In this case, an application was brought by Manolete Partners Plc seeking an order to compel the judgment debtor, a former director of Lloyds British Testing Ltd (the “company”) to draw down his pension to satisfy an outstanding judgment debt.
Manolete had previously taken an assignment of a claim from the liquidator of the company against Mr White, the former director, for breach of his fiduciary duties.
Mr White had, amongst other things, used company funds to make payments towards several super-cars, an array of luxury holidays, personal payments towards living costs and the operation of a helicopter. The court found in earlier proceedings that Mr White was in breach of his duties resulting in an order to pay nearly one million pounds.
Mr White did not pay the judgment debt.
The director was the sole beneficiary of an occupational pension comprising a commercial property worth £800,000 which generated an income of £60,000 per annum. Central to this case was that the pension pot was derived entirely from funds provided by the company and as such, related directly to the court’s previous finding of misfeasance against the director.

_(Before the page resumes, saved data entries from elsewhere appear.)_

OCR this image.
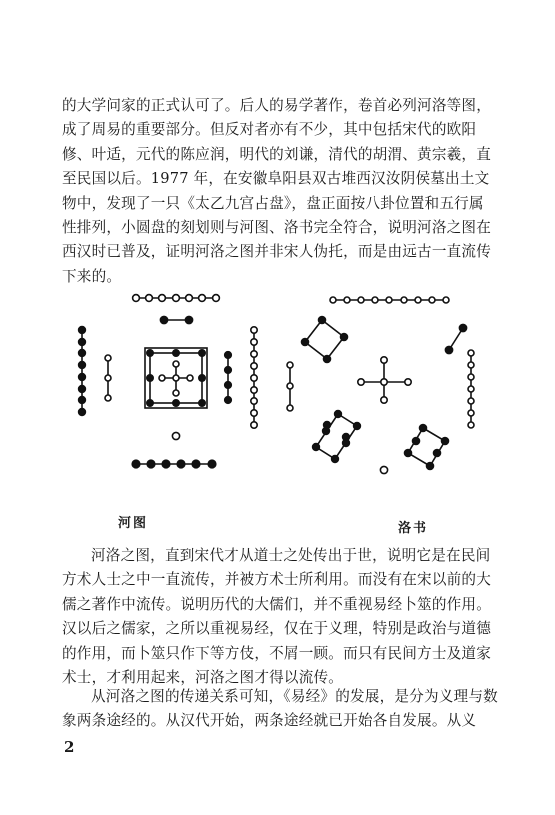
的大学问家的正式认可了。后人的易学著作，卷首必列河洛等图，成了周易的重要部分。但反对者亦有不少，其中包括宋代的欧阳修、叶适，元代的陈应润，明代的刘谦，清代的胡渭、黄宗羲，直至民国以后。1977 年，在安徽阜阳县双古堆西汉汝阴侯墓出土文物中，发现了一只《太乙九宫占盘》，盘正面按八卦位置和五行属性排列，小圆盘的刻划则与河图、洛书完全符合，说明河洛之图在西汉时已普及，证明河洛之图并非宋人伪托，而是由远古一直流传下来的。

河图	洛书

河洛之图，直到宋代才从道士之处传出于世，说明它是在民间方术人士之中一直流传，并被方术士所利用。而没有在宋以前的大儒之著作中流传。说明历代的大儒们，并不重视易经卜筮的作用。汉以后之儒家，之所以重视易经，仅在于义理，特别是政治与道德的作用，而卜筮只作下等方伎，不屑一顾。而只有民间方士及道家术士，才利用起来，河洛之图才得以流传。

从河洛之图的传递关系可知，《易经》的发展，是分为义理与数象两条途经的。从汉代开始，两条途经就已开始各自发展。从义

2
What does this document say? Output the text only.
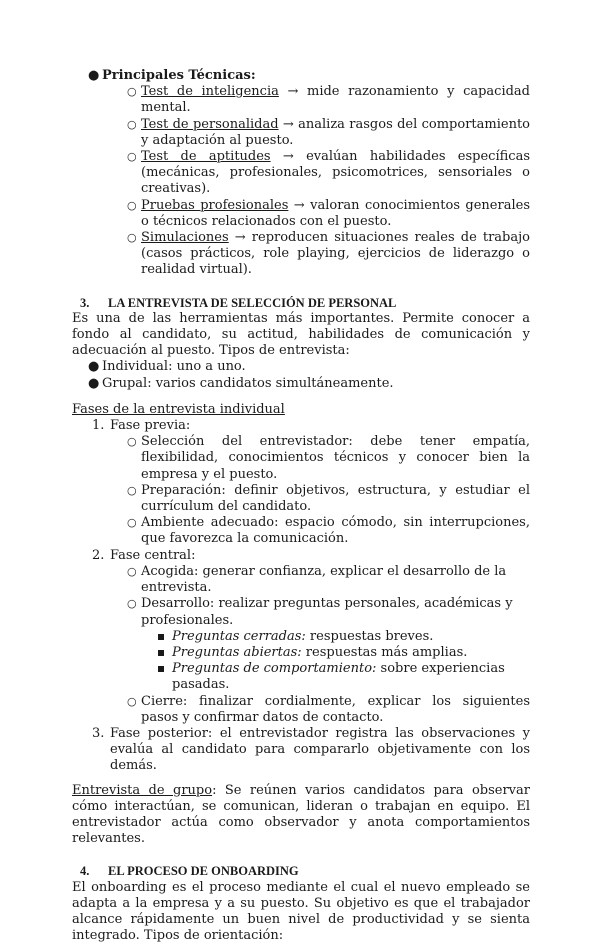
● Principales Técnicas:
○ Test de inteligencia → mide razonamiento y capacidad mental.
○ Test de personalidad → analiza rasgos del comportamiento y adaptación al puesto.
○ Test de aptitudes → evalúan habilidades específicas (mecánicas, profesionales, psicomotrices, sensoriales o creativas).
○ Pruebas profesionales → valoran conocimientos generales o técnicos relacionados con el puesto.
○ Simulaciones → reproducen situaciones reales de trabajo (casos prácticos, role playing, ejercicios de liderazgo o realidad virtual).
3. LA ENTREVISTA DE SELECCIÓN DE PERSONAL
Es una de las herramientas más importantes. Permite conocer a fondo al candidato, su actitud, habilidades de comunicación y adecuación al puesto. Tipos de entrevista:
● Individual: uno a uno.
● Grupal: varios candidatos simultáneamente.
Fases de la entrevista individual
1. Fase previa:
○ Selección del entrevistador: debe tener empatía, flexibilidad, conocimientos técnicos y conocer bien la empresa y el puesto.
○ Preparación: definir objetivos, estructura, y estudiar el currículum del candidato.
○ Ambiente adecuado: espacio cómodo, sin interrupciones, que favorezca la comunicación.
2. Fase central:
○ Acogida: generar confianza, explicar el desarrollo de la entrevista.
○ Desarrollo: realizar preguntas personales, académicas y profesionales.
Preguntas cerradas: respuestas breves.
Preguntas abiertas: respuestas más amplias.
Preguntas de comportamiento: sobre experiencias pasadas.
○ Cierre: finalizar cordialmente, explicar los siguientes pasos y confirmar datos de contacto.
3. Fase posterior: el entrevistador registra las observaciones y evalúa al candidato para compararlo objetivamente con los demás.
Entrevista de grupo: Se reúnen varios candidatos para observar cómo interactúan, se comunican, lideran o trabajan en equipo. El entrevistador actúa como observador y anota comportamientos relevantes.
4. EL PROCESO DE ONBOARDING
El onboarding es el proceso mediante el cual el nuevo empleado se adapta a la empresa y a su puesto. Su objetivo es que el trabajador alcance rápidamente un buen nivel de productividad y se sienta integrado. Tipos de orientación:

Manolete therefore issued an application to compel Mr White to draw down his pension to satisfy the debt. He opposed saying, amongst other things, that the court could not make the order sought because of s91 of the Pensions Act 1995 (the “Act”) because the scheme was an occupational pension scheme and, due to his personal situation (the property was all that he had), the court should exercise its discretion in his favour.
As part of their claim Manolete relied on previous authority where the courts have ordered a defendant draw down their pension. The director however argued that s91 of the Act barred the court from making such an order in this case.

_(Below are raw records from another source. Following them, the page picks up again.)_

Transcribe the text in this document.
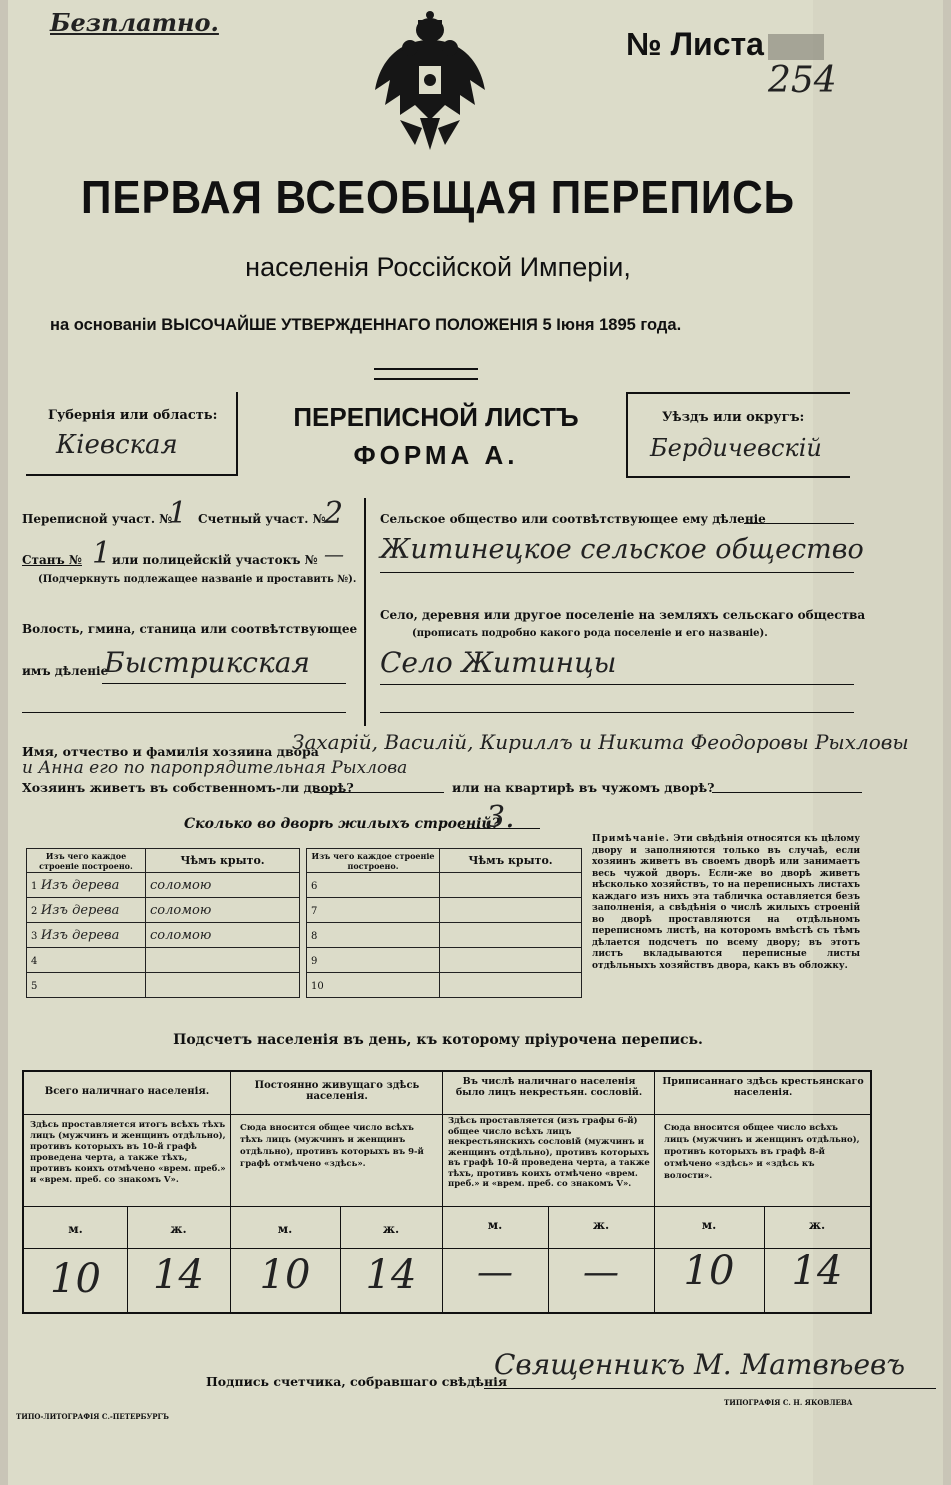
Безплатно.
№ Листа
254
ПЕРВАЯ ВСЕОБЩАЯ ПЕРЕПИСЬ
населенія Россійской Имперіи,
на основаніи ВЫСОЧАЙШЕ УТВЕРЖДЕННАГО ПОЛОЖЕНІЯ 5 Іюня 1895 года.
Губернія или область:
Кіевская
ПЕРЕПИСНОЙ ЛИСТЪ
ФОРМА А.
Уѣздъ или округъ:
Бердичевскій
Переписной участ. №
1 Счетный участ. №
2
Станъ № 1 или полицейскій участокъ № —
(Подчеркнуть подлежащее названіе и проставить №).
Волость, гмина, станица или соотвѣтствующее
имъ дѣленіе
Быстрикская
Сельское общество или соотвѣтствующее ему дѣленіе
Житинецкое сельское общество
Село, деревня или другое поселеніе на земляхъ сельскаго общества
(прописать подробно какого рода поселеніе и его названіе).
Село Житинцы
Имя, отчество и фамилія хозяина двора
Захарій, Василій, Кириллъ и Никита Феодоровы Рыхловы
и Анна его по паропрядительная Рыхлова
Хозяинъ живетъ въ собственномъ-ли дворѣ?	или на квартирѣ въ чужомъ дворѣ?
Сколько во дворѣ жилыхъ строеній?
3.
Изъ чего каждое строеніе построено.	Чѣмъ крыто.
1 Изъ дерева	соломою
2 Изъ дерева	соломою
3 Изъ дерева	соломою
4	
5	
Изъ чего каждое строеніе построено.	Чѣмъ крыто.
6	
7	
8	
9	
10	
Примѣчаніе. Эти свѣдѣнія относятся къ цѣлому двору и заполняются только въ случаѣ, если хозяинъ живетъ въ своемъ дворѣ или занимаетъ весь чужой дворъ. Если-же во дворѣ живетъ нѣсколько хозяйствъ, то на переписныхъ листахъ каждаго изъ нихъ эта табличка оставляется безъ заполненія, а свѣдѣнія о числѣ жилыхъ строеній во дворѣ проставляются на отдѣльномъ переписномъ листѣ, на которомъ вмѣстѣ съ тѣмъ дѣлается подсчетъ по всему двору; въ этотъ листъ вкладываются переписные листы отдѣльныхъ хозяйствъ двора, какъ въ обложку.
Подсчетъ населенія въ день, къ которому пріурочена перепись.
Всего наличнаго населенія.
Здѣсь проставляется итогъ всѣхъ тѣхъ лицъ (мужчинъ и женщинъ отдѣльно), противъ которыхъ въ 10-й графѣ проведена черта, а также тѣхъ, противъ коихъ отмѣчено «врем. преб.» и «врем. преб. со знакомъ V».
Постоянно живущаго здѣсь населенія.
Сюда вносится общее число всѣхъ тѣхъ лицъ (мужчинъ и женщинъ отдѣльно), противъ которыхъ въ 9-й графѣ отмѣчено «здѣсь».
Въ числѣ наличнаго населенія было лицъ некрестьян. сословій.
Здѣсь проставляется (изъ графы 6-й) общее число всѣхъ лицъ некрестьянскихъ сословій (мужчинъ и женщинъ отдѣльно), противъ которыхъ въ графѣ 10-й проведена черта, а также тѣхъ, противъ коихъ отмѣчено «врем. преб.» и «врем. преб. со знакомъ V».
Приписаннаго здѣсь крестьянскаго населенія.
Сюда вносится общее число всѣхъ лицъ (мужчинъ и женщинъ отдѣльно), противъ которыхъ въ графѣ 8-й отмѣчено «здѣсь» и «здѣсь къ волости».
м.	ж.	м.	ж.	м.	ж.	м.	ж.
10	14	10	14	—	—	10	14
Подпись счетчика, собравшаго свѣдѣнія
Священникъ М. Матвѣевъ
ТИПО-ЛИТОГРАФІЯ С.-ПЕТЕРБУРГЪ
ТИПОГРАФІЯ С. Н. ЯКОВЛЕВА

The court relied on the principle that debtors should not be allowed to hide assets in pension pots (as was established in Blight v Brewster) and that s91 of the Act did not prevent the court making that order. In the circumstances, it was just and equitable that the pension pot be drawn down to satisfy the debt, particularly since the debt was a direct result of the director’s misfeasance and the funds were entirely derived from company money.
An important consideration, when deciding whether to bring a claim against a former director and/or settle, is the ability of the director to pay. An IP has to weigh up the costs of bringing a claim and the potential returns to creditors against the litigation risk and ability of the director to pay even if the claim is successful.
Often, as with this case, an IP will assign a claim to a third party funder, but similar consideration will apply to the funder when deciding whether to take an assignment of the case.
This case is a helpful reminder that in corporate insolvencies, pensions pot might be available to satisfy a successful claim and should be taken into account when deciding whether to pursue a claim. Contrast this to the position in bankruptcy, where the bankrupt’s pension pot is protected.
Although this particular decision was fact specific, it is not unusual in misfeasance type cases to find that a director has used company monies to fund their lifestyle and when determining whether to exercise discretion to order that a pension pot is drawn down, that type of behaviour is likely to persuade the court to exercise its discretion to make such an order.